La bombilla

El aliento escapaba de sus pulmones con violencia, y se incorporaba en inhalaciones cada vez más cortas.

Las piernas tensas desgarraban el suelo en esa carrera desesperada; sentía que los viejos zapatos se desmoronaban en el esfuerzo.

Las luces del callejón se iban apagando en efecto dominó, acelerándose y amenazándolo con dejarlo atrás en plena oscuridad.

Al final de ese camino se encontraba la solución para su vida. El hombre de gabardina negra y sombrero alto le había prometido una gran fortuna si lograba llegar a encender la bombilla.

Las condiciones eran no distraerse con lo que apareciera en el trayecto y ser más rápido que las luces que se fueran apagando. La oscuridad total era la derrota.

Y allá estaba la bombilla, aun apagada, como el inverso de un faro al término del naufragio, guiándolo hacia un nuevo destino.

Las apariciones ocurrían a los costados de su camino, como siluetas oscuras que le susurraban las verdades recónditas, las que sólo el sabía.

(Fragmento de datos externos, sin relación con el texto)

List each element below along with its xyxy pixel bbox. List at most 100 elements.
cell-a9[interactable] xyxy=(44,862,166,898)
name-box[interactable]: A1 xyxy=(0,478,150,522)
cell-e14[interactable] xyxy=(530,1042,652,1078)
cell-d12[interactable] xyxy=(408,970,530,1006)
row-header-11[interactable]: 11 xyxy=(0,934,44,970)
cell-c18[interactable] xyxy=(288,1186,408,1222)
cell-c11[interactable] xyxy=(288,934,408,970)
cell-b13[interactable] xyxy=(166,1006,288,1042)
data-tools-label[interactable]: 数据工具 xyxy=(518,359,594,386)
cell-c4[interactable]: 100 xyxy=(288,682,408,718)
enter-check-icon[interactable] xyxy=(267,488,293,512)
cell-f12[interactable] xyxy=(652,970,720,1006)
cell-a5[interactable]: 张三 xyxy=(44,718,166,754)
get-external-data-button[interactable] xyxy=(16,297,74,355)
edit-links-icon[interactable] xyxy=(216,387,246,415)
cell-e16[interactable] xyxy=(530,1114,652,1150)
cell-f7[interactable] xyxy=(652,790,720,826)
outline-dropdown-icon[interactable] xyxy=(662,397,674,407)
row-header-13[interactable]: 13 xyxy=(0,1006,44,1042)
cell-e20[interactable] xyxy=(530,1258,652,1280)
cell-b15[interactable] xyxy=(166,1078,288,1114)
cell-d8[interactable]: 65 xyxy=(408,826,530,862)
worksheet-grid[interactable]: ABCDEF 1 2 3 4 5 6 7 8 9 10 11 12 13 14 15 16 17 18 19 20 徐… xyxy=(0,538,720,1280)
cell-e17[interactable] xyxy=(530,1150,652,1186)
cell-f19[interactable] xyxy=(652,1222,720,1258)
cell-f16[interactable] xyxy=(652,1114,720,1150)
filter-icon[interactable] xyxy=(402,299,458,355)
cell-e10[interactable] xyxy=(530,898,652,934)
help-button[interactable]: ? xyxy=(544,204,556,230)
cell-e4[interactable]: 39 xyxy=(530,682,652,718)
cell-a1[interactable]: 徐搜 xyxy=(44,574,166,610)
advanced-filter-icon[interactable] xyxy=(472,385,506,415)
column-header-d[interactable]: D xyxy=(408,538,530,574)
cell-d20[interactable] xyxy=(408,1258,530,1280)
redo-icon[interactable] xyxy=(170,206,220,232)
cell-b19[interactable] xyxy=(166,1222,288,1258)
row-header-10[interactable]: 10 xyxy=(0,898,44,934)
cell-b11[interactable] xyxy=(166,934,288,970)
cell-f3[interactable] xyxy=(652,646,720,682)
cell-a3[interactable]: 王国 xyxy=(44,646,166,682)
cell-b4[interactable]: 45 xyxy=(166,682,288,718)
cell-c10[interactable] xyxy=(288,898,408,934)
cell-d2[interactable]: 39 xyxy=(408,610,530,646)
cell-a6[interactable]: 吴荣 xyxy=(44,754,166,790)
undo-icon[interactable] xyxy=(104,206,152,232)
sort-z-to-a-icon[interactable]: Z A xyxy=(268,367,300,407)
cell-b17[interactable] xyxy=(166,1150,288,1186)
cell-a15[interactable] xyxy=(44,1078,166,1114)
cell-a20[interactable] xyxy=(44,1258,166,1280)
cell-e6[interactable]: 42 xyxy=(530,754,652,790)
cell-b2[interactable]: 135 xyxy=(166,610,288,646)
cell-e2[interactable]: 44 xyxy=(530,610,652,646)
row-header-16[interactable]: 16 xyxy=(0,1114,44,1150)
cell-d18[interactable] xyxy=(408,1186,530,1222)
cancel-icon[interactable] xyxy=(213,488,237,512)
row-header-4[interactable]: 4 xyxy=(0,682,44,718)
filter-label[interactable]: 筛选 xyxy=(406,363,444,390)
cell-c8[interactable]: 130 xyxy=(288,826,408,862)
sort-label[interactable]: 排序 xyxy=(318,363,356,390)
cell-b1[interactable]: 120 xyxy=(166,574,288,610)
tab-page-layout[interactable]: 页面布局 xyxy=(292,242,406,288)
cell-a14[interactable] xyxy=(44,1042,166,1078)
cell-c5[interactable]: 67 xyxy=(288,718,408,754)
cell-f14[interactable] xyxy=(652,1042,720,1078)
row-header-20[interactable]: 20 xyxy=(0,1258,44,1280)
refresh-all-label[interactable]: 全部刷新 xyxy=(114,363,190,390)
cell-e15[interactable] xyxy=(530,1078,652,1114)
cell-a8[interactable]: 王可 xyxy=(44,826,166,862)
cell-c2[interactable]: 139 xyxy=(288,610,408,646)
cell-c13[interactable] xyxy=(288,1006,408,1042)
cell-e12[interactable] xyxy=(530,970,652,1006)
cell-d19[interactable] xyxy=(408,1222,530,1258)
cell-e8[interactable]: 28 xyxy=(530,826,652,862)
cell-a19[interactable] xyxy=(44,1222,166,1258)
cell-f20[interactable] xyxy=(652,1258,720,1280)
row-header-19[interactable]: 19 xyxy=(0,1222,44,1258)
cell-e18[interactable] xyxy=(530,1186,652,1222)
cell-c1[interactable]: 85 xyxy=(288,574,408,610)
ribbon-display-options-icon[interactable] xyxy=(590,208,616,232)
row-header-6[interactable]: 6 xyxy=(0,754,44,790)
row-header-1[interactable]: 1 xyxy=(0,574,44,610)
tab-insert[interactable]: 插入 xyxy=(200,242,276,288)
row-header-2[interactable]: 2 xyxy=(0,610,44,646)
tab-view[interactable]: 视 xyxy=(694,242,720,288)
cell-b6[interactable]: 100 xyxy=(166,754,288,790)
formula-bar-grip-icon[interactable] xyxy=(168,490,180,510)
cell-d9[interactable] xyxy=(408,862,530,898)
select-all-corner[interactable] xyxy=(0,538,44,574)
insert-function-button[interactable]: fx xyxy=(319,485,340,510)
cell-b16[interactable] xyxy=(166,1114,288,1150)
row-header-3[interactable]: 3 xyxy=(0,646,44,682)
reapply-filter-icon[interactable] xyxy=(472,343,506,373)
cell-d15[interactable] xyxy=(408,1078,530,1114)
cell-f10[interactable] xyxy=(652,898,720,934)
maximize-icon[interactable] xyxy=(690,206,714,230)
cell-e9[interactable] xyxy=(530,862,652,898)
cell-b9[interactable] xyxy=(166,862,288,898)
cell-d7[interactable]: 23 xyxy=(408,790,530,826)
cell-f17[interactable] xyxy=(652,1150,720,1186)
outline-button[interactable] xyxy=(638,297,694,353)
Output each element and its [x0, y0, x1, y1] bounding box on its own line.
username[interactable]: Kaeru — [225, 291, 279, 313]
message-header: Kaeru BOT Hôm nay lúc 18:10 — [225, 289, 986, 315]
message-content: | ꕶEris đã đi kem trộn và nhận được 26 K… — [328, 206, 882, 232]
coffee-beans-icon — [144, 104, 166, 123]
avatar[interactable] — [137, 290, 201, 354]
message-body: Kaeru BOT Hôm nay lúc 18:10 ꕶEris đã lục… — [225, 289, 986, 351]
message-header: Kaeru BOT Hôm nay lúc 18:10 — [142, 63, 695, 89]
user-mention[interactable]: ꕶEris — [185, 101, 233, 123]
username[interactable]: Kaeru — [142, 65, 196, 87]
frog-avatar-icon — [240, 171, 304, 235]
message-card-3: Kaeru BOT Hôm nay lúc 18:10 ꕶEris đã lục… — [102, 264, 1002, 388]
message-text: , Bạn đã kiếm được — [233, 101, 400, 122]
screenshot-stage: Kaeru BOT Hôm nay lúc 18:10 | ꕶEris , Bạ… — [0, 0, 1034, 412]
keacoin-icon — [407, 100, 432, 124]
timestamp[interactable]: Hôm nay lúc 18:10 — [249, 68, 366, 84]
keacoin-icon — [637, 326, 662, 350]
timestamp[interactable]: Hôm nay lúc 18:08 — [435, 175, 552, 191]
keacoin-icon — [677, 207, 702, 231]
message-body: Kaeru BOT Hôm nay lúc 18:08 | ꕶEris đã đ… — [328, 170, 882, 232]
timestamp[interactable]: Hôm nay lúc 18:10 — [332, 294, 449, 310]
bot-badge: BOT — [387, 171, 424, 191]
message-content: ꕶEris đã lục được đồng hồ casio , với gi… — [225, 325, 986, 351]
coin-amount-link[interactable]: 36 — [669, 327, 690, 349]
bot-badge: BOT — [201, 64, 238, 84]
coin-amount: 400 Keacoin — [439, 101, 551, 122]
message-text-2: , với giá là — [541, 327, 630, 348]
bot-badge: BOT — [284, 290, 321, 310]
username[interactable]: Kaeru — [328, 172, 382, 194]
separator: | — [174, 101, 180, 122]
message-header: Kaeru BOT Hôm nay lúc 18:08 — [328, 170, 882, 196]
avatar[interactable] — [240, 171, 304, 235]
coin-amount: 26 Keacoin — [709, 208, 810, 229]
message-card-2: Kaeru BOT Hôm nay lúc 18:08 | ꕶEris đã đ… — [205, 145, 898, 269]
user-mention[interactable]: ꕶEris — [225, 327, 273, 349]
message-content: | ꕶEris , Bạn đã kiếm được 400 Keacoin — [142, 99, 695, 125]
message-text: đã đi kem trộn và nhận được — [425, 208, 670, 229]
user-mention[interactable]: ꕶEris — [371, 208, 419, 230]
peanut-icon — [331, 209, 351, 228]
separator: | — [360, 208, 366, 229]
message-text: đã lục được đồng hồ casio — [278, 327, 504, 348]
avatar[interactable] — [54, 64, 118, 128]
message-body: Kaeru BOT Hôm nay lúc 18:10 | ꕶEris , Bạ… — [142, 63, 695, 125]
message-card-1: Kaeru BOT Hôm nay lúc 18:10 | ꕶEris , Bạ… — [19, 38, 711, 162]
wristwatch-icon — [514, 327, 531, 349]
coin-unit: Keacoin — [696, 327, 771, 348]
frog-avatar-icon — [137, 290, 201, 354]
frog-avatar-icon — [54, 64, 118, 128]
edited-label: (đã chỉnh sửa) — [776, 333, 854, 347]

Verdades... las piernas le temblaban.



La penumbra creciente y el murmullo le oprimían la conciencia y entorpecían su desempeño. Como una marea apocalíptica, la negrura lo alcanzaba.

Manos huesudas lo sujetaban desde lo incoloro. Se libró con una explosión instintiva, dándolo todo de sí. Cerró los ojos en la certeza de que llegaría al final. Dejaba que sus músculos hicieran su trabajo.

Ese viento, creado por él en su urgencia por la nueva vida, recogía el calor que emanaba. Cuando sintió que ya no podía más, extendió el brazo en busca de la cadena que encendía la bombilla. Ya debía estar cerca.

Sintió la tela de una gabardina en su mano distante. Abrió los ojos y lo que vio fueron las cuencas vacías bajo el alto sombrero, y una mano tenebrosa sujetando la cadena de la bombilla.

Se encendió, y el indigente jadeante miró la luz, a través de la sudorosa faz. Cayó desfallecido, dejándose llevar. Su corazón recibió la fortuna de la muerte.


En los alrededores, testigos inquietos afirman que se escuchan pisadas fuertes y jadeos desesperados durante la noche. Y que estos se esfuman al amanecer.